Statt der DVU kämpft diesmal die NPD um Proteststimmen am rechten Rand. Eigentlich ist der Netzauftritt keine Erwähnung wert.

Aber die am Parteiverbot vorbeigeschrammte NPD versteht es auf besondere Art, ihrem Online-Auftritt Präsenz zu verschaffen: Sie hat sich zusätzlich die quasi offiziell-klingende Adresse
www.landtagswahl-thueringen.de gesichert. Hinter dieser Adresse vermutet man eher die Seite des Landtages oder

anderer öffentlicher Stellen. Kein Partei-Logo, nur ein klein-geschriebener Verweis verrät die Urheber, die sich erst auf den zweiten Blick zu Erkennen geben: stattdessen das Landeswappen im Kopfbereich der Seite und der Schriftzug "Landtagswahlen Thüringen". Die Seite zeigt an anderer Stelle eine ganz besondere Medienkompetenz. Unter "Kontakt" gibt es einzig ein Webmailformular. Dort warnt ein Hinweis in roter Schrift vor dem "Missbrauch", da die IP-Adresse des Nutzers gespeichert werde.

Koalitionspoker
in Erfurt

Da die absolute Mehrheit für die CDU in Thüringen nach den jüngsten Umfragen unerreichbar zu sein scheint, wird heftig über mögliche Koalitionen spekuliert. FDP und Grüne können auf einen Wiedereinzug in das Landesparlament hoffen, dem beide Parteien seit 1994 nicht mehr angehören. Das Drei-Parteien-System (CDU, SPD und PDS) steht vor dem Ende. Doch erfährt der Internetsurfer von diesen aktuellen Entwicklungen? Oder wird er mit schlichter Wahlkampfrhetorik berieselt? Eins haben alle Parteien gemein: Noch nicht gebräuchliche Umlaute im Domain-Namen erschweren das Eintippen der Webadressen: thueringeniststaerker ist ein Beispiel dafür.

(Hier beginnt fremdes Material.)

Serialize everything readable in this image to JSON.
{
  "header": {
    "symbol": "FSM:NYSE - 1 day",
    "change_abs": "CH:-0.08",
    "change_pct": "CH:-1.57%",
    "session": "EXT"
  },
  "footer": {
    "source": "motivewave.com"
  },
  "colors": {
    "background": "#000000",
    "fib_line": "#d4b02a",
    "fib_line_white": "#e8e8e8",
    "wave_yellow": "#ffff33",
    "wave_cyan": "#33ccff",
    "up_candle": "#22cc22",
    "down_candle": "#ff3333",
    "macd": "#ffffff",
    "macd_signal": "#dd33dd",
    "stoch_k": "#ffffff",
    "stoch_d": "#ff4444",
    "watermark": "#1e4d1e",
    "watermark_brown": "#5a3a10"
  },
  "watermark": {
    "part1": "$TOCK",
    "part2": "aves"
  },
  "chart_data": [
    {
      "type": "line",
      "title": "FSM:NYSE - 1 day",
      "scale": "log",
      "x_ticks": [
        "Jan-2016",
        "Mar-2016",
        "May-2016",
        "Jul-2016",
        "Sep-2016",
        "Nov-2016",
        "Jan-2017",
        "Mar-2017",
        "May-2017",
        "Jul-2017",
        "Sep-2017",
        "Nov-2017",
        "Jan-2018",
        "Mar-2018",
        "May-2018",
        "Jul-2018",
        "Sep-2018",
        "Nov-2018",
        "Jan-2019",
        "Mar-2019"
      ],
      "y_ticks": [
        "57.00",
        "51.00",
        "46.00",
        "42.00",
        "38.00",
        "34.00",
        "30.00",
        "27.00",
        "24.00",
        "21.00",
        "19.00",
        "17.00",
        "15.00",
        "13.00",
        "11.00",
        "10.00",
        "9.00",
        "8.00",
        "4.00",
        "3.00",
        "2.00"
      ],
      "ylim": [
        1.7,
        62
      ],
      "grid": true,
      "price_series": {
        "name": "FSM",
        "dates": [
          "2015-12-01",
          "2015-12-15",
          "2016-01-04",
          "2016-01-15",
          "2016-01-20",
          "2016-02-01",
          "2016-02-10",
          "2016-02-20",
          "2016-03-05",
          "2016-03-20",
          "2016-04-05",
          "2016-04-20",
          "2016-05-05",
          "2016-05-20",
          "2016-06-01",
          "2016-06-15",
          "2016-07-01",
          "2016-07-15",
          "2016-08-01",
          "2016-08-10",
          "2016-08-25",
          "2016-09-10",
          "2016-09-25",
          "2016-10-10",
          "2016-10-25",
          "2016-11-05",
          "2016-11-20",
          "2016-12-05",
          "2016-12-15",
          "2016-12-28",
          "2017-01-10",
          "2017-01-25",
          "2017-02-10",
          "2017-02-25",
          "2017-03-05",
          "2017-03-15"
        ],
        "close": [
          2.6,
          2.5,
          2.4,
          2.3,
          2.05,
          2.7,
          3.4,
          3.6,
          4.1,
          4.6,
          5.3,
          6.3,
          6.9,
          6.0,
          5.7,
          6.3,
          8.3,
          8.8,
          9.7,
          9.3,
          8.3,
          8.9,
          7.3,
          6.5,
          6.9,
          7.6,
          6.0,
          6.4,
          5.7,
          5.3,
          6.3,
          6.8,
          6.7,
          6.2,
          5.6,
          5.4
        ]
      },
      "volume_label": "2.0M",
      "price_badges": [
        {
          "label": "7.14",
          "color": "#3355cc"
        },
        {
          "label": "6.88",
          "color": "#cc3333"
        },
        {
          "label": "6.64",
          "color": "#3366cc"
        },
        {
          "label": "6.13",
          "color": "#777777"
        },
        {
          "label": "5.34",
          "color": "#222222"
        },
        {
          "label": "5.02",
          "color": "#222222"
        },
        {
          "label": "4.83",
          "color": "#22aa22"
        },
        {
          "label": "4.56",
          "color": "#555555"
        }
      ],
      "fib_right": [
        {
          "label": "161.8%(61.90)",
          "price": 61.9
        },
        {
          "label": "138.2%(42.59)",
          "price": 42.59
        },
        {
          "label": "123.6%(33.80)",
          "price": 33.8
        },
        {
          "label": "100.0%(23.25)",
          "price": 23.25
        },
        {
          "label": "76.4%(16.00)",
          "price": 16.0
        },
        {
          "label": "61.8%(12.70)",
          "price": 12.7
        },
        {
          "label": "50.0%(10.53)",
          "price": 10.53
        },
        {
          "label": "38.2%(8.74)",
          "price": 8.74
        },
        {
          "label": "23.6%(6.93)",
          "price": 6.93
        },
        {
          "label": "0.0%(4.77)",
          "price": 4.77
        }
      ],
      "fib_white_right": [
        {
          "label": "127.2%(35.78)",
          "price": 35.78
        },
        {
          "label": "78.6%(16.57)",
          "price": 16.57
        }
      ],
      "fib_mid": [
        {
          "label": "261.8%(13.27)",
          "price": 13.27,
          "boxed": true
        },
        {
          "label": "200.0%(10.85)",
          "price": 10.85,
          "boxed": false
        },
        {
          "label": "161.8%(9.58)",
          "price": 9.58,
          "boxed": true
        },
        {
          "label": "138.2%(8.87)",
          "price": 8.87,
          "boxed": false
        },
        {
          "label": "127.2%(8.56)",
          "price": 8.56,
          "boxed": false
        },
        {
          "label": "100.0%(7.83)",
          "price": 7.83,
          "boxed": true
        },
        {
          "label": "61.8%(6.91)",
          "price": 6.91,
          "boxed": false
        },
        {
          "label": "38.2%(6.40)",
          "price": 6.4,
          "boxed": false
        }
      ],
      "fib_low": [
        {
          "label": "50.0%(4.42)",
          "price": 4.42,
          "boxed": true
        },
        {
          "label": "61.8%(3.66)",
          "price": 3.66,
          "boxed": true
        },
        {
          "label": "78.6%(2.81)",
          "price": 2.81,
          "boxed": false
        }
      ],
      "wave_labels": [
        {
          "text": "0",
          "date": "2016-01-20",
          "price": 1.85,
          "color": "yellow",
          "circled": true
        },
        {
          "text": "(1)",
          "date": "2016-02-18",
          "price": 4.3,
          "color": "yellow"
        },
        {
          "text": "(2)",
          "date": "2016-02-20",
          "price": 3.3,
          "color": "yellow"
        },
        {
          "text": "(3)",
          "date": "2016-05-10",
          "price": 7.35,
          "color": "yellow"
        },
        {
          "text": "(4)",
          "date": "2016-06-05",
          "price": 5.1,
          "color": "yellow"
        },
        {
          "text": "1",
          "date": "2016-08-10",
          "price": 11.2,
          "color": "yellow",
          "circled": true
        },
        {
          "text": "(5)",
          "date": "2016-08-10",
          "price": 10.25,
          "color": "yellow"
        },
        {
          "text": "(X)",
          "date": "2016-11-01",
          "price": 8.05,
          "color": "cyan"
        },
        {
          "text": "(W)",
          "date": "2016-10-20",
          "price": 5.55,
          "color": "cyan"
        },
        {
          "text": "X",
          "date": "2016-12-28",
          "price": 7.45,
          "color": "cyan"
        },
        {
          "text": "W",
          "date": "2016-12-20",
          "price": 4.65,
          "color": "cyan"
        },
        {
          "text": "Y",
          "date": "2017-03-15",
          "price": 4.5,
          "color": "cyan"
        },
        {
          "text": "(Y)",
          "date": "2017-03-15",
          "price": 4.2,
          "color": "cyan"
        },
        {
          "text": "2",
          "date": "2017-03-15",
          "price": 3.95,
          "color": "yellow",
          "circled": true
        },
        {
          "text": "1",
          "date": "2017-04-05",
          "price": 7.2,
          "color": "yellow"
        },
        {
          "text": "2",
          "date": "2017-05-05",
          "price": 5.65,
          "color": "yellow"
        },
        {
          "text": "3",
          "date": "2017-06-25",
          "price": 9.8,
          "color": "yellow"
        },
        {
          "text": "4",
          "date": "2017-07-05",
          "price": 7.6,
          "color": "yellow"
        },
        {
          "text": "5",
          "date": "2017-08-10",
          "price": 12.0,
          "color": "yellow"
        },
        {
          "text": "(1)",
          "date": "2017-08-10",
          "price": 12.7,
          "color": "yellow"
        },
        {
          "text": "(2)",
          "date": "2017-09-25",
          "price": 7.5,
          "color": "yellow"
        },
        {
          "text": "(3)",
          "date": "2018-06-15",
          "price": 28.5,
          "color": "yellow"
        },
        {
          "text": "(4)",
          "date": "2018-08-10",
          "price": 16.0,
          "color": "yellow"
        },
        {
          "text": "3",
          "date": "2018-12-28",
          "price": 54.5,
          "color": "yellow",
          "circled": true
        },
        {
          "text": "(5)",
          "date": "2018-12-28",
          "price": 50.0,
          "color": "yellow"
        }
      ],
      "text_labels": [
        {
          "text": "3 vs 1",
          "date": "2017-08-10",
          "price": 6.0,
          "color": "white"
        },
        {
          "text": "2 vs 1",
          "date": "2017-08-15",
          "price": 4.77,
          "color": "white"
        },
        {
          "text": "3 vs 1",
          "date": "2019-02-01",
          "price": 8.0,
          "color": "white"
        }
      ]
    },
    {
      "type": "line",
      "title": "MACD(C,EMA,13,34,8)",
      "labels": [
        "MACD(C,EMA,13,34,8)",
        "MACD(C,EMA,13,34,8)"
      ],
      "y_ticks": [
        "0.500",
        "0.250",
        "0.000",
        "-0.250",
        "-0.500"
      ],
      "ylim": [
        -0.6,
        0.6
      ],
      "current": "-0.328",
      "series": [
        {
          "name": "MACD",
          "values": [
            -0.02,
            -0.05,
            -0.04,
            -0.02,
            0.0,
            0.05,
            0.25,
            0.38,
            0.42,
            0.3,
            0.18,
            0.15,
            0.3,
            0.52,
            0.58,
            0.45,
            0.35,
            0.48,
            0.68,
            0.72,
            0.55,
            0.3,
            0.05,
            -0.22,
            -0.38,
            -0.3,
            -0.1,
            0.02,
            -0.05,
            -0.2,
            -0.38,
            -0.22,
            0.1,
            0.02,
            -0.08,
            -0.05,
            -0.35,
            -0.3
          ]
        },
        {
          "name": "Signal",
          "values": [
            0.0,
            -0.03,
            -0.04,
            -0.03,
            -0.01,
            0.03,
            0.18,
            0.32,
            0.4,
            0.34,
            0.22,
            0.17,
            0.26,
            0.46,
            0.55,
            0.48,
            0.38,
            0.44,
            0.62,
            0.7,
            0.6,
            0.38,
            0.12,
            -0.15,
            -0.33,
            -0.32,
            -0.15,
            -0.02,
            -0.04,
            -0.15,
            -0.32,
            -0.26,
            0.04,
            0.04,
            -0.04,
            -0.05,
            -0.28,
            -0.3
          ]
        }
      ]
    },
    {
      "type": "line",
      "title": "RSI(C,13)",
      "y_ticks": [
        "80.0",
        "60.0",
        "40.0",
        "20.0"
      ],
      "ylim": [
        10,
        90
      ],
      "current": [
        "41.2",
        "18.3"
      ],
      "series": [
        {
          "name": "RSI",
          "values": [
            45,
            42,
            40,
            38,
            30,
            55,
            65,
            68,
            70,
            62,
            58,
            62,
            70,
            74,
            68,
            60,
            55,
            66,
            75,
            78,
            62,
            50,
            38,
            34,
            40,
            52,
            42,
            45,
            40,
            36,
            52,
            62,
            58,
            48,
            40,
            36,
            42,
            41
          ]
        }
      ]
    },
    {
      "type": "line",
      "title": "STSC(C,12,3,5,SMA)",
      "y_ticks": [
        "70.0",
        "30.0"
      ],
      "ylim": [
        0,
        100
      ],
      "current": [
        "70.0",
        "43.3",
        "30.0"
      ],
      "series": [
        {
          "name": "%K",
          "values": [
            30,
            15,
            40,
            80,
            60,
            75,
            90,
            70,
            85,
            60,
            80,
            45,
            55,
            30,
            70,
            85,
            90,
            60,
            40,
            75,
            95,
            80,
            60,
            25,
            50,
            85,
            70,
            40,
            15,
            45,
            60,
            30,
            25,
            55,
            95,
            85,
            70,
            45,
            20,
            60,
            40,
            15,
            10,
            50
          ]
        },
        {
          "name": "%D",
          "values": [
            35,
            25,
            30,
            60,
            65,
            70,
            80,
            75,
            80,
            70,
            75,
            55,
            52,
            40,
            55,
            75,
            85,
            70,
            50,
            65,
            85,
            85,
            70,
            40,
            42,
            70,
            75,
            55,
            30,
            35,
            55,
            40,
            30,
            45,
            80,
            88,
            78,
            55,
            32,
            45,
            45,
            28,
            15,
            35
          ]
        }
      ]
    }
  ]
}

CDU: siegesgewiss mit wenig innovativem Webauftritt

Die CDU setzt ganz auf die Person ihres Ministerpräsidenten Dieter Althaus. Seine
Homepage wuchert mit dem Amtsbonus. Dem Wahlkampf wird kaum Aufmerksamkeit geschenkt. Lediglich der Link "Team Althaus" verweist auf den laufenden Landtagswahlkampf.

Die
Thüringer CDU hat keine Sonderseite zur Landtagswahl. Die Hauptseite präsentiert sich im altgewohnten blau-rot der CDU. Das neue orangefarbene Corporate Design der Bundes-CDU ist durch den Landesverband noch nicht übernommen worden. Geboten werden nur grundlegende Standards: Aktuelles, das Wahlprogramm zum Download, Termine und eine Kandidatenübersicht. Direkte Interaktion wird nicht gewünscht. Mitmachen heißt bei der CDU der Partei beitreten.

SPD Thüringen ist stärker – als wer oder was?

Die SPD Thüringen zeigt Web-Präsenz. Unter
http://www.thueringeniststaerker.de (zwei ersetzte Umlaute in der Adresse) findet sich im sehr gewöhnungsbedürftigen grünem Design, was auch innerhalb des Webauftritts der Thüringer SPD geliefert wird: Informationen zum Programm, zu Personen, Themen und Terminen. Die grüne Farbgebung erscheint wie ein Signal für den gewünschten Koaltionspartner: Die Grünen. Humor und Trotz zeigt der
Landesverband mit seinem Ladeintro: "Noch X Tage bis zur Abwahl der CDU-Alleinregierung, aber nur noch wenige Augenblicke bis zum Aufbau der Seite."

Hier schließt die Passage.